OCHA also recorded 3,427 Palestinian and 205 Israeli injuries during the year, as of 27 December, compared with 15,477 and 304 injuries respectively in 2015. About 95 per cent of the Palestinian injuries in 2016 were recorded in the West Bank, including East Jerusalem, the vast majority during demonstrations and clashes. Similar to last year, about 58 per cent of the injuries resulted from tear gas inhalation requiring a medical intervention; 18 per cent from rubber, rubber-coated or sponge bullets; 16 per cent from live ammunition; and the rest from physical assault and other means.
Movement and access of people generally became more limited. The Israeli-controlled Erez crossing on Gaza’s northern border recorded a daily average of 531 exits of Palestinians during 2016 (until 30 November), down from 602 daily exits in 2015 and the 26,000 daily exits before the Second Intifada started in September 2000. Only certain categories of people, mainly medical and other humanitarian cases, merchants, and aid workers, are eligible for exit permits, subject to security checks. Between January and October 2016, 66 per cent of the permit applications by Palestinian patients to travel via Erez for treatment outside Gaza were approved on time, down from a 78 per cent during the same period in 2015
This year too, the Egyptian-controlled Rafah crossing opened on an exceptional basis only, recording a monthly average of 3,306 crossings in both directions (until 30 November), down from a monthly average of 25,186 in 2013, before its closure, which was imposed in October 2014.
By contrast, OCHA recorded in 2016 some improvements in the movement of goods to and from Gaza. On average, 9,891 truckloads of goods have entered the Gaza Strip every month through the Kerem Shalom crossing during 2016 (until 30 November), up from 7,836 in 2015, but down from 11,176 in the first half of 2007, before the blockade was imposed. An average of 166 truckloads exited the coastal enclave monthly, up from 113 a month in 2015 and down from 961 monthly in the first half of 2007.

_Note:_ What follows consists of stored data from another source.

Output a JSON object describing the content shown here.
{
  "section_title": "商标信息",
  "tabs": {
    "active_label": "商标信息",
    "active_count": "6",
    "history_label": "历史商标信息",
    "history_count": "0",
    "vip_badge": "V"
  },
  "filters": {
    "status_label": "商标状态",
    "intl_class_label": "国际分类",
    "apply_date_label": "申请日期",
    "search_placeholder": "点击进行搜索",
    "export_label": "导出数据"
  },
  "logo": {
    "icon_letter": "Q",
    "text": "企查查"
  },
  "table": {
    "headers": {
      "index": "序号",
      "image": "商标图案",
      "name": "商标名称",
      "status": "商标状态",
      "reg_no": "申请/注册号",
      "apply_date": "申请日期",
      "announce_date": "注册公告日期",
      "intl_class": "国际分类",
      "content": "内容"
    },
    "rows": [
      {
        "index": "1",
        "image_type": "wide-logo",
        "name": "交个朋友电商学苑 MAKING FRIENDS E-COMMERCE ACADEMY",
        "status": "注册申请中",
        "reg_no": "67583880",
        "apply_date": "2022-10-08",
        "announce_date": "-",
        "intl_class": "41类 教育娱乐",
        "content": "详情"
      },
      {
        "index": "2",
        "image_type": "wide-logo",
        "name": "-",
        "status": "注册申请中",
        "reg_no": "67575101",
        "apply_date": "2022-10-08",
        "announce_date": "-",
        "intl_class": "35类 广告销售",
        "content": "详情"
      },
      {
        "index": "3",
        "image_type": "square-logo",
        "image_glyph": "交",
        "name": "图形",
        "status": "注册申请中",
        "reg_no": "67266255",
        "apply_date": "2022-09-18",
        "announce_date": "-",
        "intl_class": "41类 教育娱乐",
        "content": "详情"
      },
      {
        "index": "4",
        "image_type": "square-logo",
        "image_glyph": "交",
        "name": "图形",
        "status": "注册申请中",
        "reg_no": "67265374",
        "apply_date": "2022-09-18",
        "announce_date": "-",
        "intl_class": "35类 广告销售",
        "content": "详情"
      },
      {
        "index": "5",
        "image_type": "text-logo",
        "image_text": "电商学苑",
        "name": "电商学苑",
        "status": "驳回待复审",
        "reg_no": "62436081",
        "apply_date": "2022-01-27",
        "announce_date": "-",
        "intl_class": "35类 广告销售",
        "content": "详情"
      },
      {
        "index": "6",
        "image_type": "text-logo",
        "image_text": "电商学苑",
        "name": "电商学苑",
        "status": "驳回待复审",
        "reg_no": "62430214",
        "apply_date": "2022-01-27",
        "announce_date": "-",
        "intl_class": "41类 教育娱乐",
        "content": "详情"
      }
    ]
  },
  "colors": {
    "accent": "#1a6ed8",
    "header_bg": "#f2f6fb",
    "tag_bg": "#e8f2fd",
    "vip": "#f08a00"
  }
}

Inside of the West Bank, OCHA recorded 472 movement obstacles as of mid-December 2016, including 44 permanently staffed checkpoints (31 of them along the Barrier), 52 partially staffed checkpoints, 180 earth mounds, 72 roadblocks, and 124 road gates, half of which are normally closed. Although the cumulative number of obstacles is some 5 per cent higher than the equivalent figure by the end of 2015 (451), there are 15 fewer permanently staffed checkpoints than by the end of 2015, most of which were turned into partially staffed checkpoints, thus improving Palestinian movement through them. Additionally, by the end of 2016 there were 110 obstacles deployed within the Israeli-controlled area of Hebron city (H2).